Гаспар отрицательно кивнул.
— Тогда — куда же вы?
— В уборную, — ответил Гаспар, чуя, что не следует откровенничать.
— Ну, значит, вы не туда идете, — улыбнулся Хакер.
— Неужели? — откликнулся Гаспар, изображая крайнее удивление и оглядываясь, словно он вдруг заблудился во Вселенной, что более или менее соответствовало его чувствам.
— Я провожу вас, — сказал Хакер и стал решительно подниматься по лестнице. Потом остановился, полуобернувшись, и, увидев, что Гаспар, словно остолбенев, стоит на месте, мягко позвал его: — Пойдемте, брат Гаспар, — так что тому оставалось лишь последовать за кардиналом, как собачонка. — Вы ведь здесь в первый раз, брат мой, верно?

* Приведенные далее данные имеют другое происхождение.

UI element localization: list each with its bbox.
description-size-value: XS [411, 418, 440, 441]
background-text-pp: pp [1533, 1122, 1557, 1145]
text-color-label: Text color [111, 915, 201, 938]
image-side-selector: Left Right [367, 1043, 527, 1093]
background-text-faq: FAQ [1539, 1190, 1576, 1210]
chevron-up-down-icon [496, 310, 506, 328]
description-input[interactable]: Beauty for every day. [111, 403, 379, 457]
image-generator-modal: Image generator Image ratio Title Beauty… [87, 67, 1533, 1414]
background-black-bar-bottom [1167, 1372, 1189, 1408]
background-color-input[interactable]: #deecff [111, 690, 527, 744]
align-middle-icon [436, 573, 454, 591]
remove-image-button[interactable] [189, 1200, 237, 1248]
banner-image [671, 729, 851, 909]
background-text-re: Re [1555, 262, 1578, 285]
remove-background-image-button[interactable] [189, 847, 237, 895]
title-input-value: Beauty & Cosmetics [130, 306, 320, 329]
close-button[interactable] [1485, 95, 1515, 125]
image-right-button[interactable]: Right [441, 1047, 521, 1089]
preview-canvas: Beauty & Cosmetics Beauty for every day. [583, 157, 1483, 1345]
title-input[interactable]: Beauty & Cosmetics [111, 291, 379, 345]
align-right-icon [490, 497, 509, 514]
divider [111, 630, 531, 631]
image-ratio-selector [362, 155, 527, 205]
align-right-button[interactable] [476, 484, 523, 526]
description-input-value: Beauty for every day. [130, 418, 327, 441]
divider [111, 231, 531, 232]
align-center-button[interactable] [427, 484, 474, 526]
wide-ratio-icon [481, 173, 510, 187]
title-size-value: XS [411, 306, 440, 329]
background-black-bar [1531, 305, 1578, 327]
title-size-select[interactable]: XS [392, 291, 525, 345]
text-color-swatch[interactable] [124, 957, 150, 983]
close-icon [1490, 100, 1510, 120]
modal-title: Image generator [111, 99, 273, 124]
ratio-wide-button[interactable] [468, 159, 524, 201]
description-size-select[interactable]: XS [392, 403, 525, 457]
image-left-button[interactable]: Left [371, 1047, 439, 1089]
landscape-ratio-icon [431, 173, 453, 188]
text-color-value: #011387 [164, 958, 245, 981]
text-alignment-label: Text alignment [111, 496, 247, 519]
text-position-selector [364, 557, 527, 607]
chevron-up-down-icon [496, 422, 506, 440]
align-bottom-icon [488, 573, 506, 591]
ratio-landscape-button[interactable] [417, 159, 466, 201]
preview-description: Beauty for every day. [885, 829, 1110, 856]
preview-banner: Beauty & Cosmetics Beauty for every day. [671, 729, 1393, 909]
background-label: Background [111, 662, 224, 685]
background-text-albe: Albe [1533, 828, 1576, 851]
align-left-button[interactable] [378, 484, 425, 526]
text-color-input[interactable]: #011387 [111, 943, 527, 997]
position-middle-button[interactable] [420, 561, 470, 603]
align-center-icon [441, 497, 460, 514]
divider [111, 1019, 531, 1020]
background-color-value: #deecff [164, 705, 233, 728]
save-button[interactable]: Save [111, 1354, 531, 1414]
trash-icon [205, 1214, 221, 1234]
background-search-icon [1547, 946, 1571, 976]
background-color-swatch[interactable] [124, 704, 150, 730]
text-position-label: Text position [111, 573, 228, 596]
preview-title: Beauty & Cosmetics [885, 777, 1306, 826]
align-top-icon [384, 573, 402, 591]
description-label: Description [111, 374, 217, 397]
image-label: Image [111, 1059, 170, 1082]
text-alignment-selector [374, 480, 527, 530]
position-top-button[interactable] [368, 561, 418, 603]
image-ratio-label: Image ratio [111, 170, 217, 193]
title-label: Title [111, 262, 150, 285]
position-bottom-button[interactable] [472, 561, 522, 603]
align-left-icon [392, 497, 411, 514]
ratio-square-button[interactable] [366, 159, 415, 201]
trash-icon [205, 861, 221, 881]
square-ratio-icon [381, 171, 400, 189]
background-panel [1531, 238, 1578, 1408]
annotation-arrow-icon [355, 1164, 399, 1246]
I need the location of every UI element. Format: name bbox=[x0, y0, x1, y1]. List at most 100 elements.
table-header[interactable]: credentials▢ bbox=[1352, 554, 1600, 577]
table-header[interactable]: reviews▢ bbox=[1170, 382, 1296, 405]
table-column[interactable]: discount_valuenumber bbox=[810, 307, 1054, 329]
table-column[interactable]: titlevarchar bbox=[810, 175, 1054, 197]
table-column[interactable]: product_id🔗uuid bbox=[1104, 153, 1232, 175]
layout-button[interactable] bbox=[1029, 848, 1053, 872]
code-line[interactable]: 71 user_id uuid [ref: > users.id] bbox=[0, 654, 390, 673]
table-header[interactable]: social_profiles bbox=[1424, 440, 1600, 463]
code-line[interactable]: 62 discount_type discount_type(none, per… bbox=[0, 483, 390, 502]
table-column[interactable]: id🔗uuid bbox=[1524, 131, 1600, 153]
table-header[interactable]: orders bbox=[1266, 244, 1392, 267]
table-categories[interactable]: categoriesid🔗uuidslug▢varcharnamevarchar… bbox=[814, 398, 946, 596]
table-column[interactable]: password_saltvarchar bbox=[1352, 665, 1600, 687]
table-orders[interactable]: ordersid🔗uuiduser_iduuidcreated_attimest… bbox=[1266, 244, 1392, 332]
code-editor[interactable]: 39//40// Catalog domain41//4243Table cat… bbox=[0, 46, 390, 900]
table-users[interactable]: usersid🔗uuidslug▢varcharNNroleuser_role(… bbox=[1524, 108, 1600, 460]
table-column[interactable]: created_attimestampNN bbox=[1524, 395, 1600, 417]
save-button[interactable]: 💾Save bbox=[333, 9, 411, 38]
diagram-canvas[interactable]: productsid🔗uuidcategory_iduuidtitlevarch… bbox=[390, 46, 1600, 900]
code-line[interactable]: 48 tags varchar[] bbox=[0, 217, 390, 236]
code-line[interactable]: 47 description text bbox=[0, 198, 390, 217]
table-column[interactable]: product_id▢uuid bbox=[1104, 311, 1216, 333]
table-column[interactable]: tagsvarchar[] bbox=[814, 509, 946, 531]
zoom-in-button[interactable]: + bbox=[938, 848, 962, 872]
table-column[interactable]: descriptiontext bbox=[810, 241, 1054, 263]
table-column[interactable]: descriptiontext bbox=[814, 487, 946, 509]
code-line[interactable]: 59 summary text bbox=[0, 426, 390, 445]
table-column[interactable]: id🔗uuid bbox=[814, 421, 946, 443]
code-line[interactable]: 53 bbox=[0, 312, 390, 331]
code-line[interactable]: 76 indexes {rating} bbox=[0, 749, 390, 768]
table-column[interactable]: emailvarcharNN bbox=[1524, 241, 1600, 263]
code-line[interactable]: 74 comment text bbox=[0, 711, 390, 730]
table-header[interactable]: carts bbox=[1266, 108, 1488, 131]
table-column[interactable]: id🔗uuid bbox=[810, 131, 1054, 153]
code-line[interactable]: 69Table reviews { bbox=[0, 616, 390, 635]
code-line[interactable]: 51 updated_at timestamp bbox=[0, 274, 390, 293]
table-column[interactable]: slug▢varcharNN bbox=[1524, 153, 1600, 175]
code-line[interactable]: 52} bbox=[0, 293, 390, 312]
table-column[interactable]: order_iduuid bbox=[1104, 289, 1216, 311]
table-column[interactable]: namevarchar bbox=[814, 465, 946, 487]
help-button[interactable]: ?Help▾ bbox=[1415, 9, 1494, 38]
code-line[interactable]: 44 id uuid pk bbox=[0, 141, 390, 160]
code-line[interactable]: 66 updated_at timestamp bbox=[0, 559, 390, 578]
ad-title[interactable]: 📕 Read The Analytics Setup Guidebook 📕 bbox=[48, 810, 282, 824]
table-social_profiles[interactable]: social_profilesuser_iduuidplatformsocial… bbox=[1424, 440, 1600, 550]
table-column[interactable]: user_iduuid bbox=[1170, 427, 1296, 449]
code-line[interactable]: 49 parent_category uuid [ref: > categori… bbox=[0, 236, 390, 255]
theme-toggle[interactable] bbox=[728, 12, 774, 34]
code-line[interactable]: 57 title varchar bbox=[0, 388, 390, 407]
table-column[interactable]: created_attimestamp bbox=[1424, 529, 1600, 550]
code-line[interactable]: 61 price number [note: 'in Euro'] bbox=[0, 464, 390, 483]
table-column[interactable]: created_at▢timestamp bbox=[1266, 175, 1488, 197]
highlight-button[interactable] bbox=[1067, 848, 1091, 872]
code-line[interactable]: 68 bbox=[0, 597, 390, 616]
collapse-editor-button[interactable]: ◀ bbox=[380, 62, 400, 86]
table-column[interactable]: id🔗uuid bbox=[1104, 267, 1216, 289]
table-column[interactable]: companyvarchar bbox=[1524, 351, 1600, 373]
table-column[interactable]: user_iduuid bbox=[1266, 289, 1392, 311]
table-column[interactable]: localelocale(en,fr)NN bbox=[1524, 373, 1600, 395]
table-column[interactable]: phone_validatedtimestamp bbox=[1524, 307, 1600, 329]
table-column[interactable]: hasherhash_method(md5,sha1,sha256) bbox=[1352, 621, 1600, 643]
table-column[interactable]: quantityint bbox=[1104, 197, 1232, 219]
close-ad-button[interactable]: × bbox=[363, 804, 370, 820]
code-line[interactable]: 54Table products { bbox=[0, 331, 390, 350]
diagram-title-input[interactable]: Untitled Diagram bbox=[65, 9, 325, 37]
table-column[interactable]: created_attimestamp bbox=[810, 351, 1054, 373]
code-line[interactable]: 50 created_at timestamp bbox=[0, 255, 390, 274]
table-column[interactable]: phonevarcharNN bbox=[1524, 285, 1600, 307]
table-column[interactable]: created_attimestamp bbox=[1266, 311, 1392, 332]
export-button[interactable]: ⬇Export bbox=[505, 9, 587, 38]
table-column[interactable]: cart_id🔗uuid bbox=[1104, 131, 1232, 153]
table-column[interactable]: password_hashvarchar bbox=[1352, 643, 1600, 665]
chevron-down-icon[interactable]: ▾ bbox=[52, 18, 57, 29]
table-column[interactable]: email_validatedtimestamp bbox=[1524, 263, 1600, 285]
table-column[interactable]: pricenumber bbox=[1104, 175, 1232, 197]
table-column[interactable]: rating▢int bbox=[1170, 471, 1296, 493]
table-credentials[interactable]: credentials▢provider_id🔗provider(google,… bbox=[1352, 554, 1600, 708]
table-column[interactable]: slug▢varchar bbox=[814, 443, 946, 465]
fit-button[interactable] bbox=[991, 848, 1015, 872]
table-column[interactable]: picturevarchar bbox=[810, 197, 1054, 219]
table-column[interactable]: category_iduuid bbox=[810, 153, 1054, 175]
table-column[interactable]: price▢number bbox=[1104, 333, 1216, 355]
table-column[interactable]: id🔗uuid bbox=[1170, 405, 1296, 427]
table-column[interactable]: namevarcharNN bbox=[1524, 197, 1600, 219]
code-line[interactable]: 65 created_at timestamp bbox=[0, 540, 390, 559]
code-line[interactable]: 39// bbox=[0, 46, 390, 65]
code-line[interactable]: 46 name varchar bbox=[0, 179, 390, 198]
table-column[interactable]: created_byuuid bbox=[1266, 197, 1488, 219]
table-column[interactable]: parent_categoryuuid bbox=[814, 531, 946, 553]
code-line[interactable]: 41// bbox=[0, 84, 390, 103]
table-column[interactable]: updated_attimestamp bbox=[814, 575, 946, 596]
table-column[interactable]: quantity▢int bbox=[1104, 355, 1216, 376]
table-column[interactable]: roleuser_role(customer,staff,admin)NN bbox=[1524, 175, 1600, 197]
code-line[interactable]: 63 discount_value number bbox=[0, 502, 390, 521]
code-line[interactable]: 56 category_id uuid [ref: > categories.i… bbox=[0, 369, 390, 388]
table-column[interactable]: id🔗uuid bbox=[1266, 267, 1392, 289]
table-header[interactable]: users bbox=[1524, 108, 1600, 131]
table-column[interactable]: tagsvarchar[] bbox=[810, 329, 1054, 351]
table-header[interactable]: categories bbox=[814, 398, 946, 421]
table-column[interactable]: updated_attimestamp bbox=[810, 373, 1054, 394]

— Да, ваше высокопреосвященство.
— Я узнал, что сегодня утром вы прогуливались с Папой по садам.
— Точно так, ваше высокопреосвященство.
— На машинках, полагаю?
— Точно так.
— Как вам гостиница Святой Марты? Вам тут у нас уютно?
— Очень, ваше высокопреосвященство.
— Скажите-ка мне, брат Гаспар, когда вы прогуливались с Папой, вы тоже были в костюме футбольного тренера или в сутане?
— В сутане, ваше высокопреосвященство.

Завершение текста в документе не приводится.